Fang took a moment to think that over. "And you didn't know Yeul before then?"

Noel shook his head. "It's customary for us to meet on the night that I take the vows, at least from what she's told me... There's nothing written about this kind of arrangement, I can tell you that much."

"So it's one big secret." Fang glanced down at herself. "And someone like me... They don't even know they've already got another dragon among them."

"We'd be out of balance if we did, out of line." Noel slowly walked towards the other bookshelves. "Imagine that, a group of immortal hunters... That's pushing it too far."

Fang shrugged, before she looked back down at the journal. "I suppose Caius picked you for your steady temperament."

"Suppose so..." Noel's voice drifted out from behind the bookshelves. "Didn't go on a rampage, did I? The Order's still intact."

And as much as Fang wanted to smile at that, when she looked back at the words on the page, they brought a certain darkness back to her mind, realizations that she almost wished she hadn't found.

I have overstepped my boundaries. I have not yet succeed in our plans. The child is displeased, but He has ordered me to retreat for the time being, to wait for many years, to wait for such an... 'Incident' to be forgotten within the hearts and minds of Luxerion's people. I merely intended to test the process we spoke of, the alchemical bond of two souls, to free my master from His chains, but such things have drawn far too much attention, to the point where I must flee. The people must not have a single trace of doubt in me when the final dawn approaches, and I fear that it will take many long years.

But I am nothing if not patient... The time will come when our Lord rises up from His slumber, when the crown is well within our capable hands, when my own soul will be given as tribute to the child of God. We need only to wait.

The next entry, which was written in what looked like far fresher ink, not quite as aged and cracked as the rest, it was dated several dozen years beyond the last one.

That fool of a hunter thinks the master cannot see him... Thinks his own plans are beyond my grasp. His tricks and barriers only delay the inevitable; I shall have the crown from his own grasp, he will find it for me. I will pry it from his own bleeding hands if I have to. I have waited far too long for this moment for such things to be foiled by Etro's ilk.

The next entry was dated less than a year beyond that.

IT IS HERE.

And the next one, it was only days after.

The bonding agent has proved just as fickle as the power within the artifact... As the sermons fluctuate, so does the power of the crown. I can only assume that it feeds upon Bhunivelze's own power, the strength of the prayers, so we may need to stir up such terror again. The fools are utterly blind, intoxicated on the word of death itself, and they come in droves to escape Etro's influence. And the hunters... They play right along with that narrative, for their own tools are that of fear and manipulation. I need only to spark the flame.
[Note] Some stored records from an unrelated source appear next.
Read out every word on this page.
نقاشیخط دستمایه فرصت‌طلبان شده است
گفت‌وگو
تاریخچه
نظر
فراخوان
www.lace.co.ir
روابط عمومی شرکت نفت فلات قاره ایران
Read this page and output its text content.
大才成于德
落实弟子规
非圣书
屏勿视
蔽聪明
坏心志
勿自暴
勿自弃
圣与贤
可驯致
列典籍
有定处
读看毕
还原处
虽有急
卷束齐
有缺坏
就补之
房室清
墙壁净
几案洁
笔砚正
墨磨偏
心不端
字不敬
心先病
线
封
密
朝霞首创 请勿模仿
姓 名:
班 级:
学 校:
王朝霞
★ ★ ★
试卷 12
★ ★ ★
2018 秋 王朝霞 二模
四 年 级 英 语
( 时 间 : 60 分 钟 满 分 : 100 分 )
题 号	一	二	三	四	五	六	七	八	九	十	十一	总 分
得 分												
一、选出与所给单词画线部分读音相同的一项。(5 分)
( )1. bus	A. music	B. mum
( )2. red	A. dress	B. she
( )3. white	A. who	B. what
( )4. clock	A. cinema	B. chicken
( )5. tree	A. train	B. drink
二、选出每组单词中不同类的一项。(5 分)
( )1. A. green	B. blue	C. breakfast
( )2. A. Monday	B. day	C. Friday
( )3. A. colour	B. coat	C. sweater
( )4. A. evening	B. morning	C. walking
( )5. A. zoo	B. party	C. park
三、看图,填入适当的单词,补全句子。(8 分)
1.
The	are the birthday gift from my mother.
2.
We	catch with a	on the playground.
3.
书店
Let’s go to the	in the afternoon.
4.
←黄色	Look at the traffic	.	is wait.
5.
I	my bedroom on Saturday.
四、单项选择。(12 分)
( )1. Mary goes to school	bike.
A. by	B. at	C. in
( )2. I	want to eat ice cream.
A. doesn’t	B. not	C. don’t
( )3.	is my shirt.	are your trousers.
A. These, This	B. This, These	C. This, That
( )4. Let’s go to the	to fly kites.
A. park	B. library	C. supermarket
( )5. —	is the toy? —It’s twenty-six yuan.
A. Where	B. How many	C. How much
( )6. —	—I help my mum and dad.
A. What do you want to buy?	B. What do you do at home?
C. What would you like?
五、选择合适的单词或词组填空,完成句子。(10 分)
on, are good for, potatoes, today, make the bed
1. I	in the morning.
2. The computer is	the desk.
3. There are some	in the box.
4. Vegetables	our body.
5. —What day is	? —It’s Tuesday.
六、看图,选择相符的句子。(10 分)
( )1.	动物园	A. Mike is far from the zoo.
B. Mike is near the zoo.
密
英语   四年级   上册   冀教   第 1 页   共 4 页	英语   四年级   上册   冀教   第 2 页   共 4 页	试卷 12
We will be one and the same, before long... I have been chosen since the day I stepped foot in that holy place, so deep beneath the sea, and the transmutation process, along with the crown, it is all nearly complete. We will begin soon.

Fang tried not to curse under her breath. "The bastard was playing us from the beginning..."

Noel looked up from the book he was reading, but he didn't reply.

The next date was only weeks, perhaps a month before Fang herself had arrived to Luxerion.

We are... One. Galenth, Barthandelus, the very power of the crown has brought Him, brought me here, to the very depths of the hall... The child of God has returned to the house of His birthright.

My predecessors will loathe the day he ever abandoned me in that cursed tomb. The others may cry out for pity, but I will commit no such groveling... He will perish for what he has done. I will become God.

The Shadow Hunter chose another to lead on in his stead, it seems, and his mind is just as elusive to reach, even from the power of dream searching. No matter, he will serve me just the same as his predecessor. They are almost disappointingly easy to provoke, and the fear that they spread... The crown has never felt more powerful.

The Cie'th experiments have proved rather fruitful, but it seems as if I can no longer inflict a true focus upon the mortals. The process is instantaneous, a Cie'th of deadly strength, but when it is attempted upon the more stalwart of the test subjects... At least they can be used as untouched fodder for other such experimentation.

I will soon take my true form, no longer lost within the depths as a forgotten one... Bleeding and broken, imperfect in every way, yet still the bearer of such potential. I feel the power coursing through my veins, through this capable human form, and we will soon begin anew.

The next entry made Fang's grip tighten against the journal.

A dragon, in Luxerion! What fortune, what fate... The one the human described was surprisingly easy to seek out, and her mind, as stubborn as it was, it could not hold its secrets for long, including that of the wyrm! The memories call to me, my own whispers of the past... Revenge will be sought, and I will have even greater strength, further power, all for the life of a dragon.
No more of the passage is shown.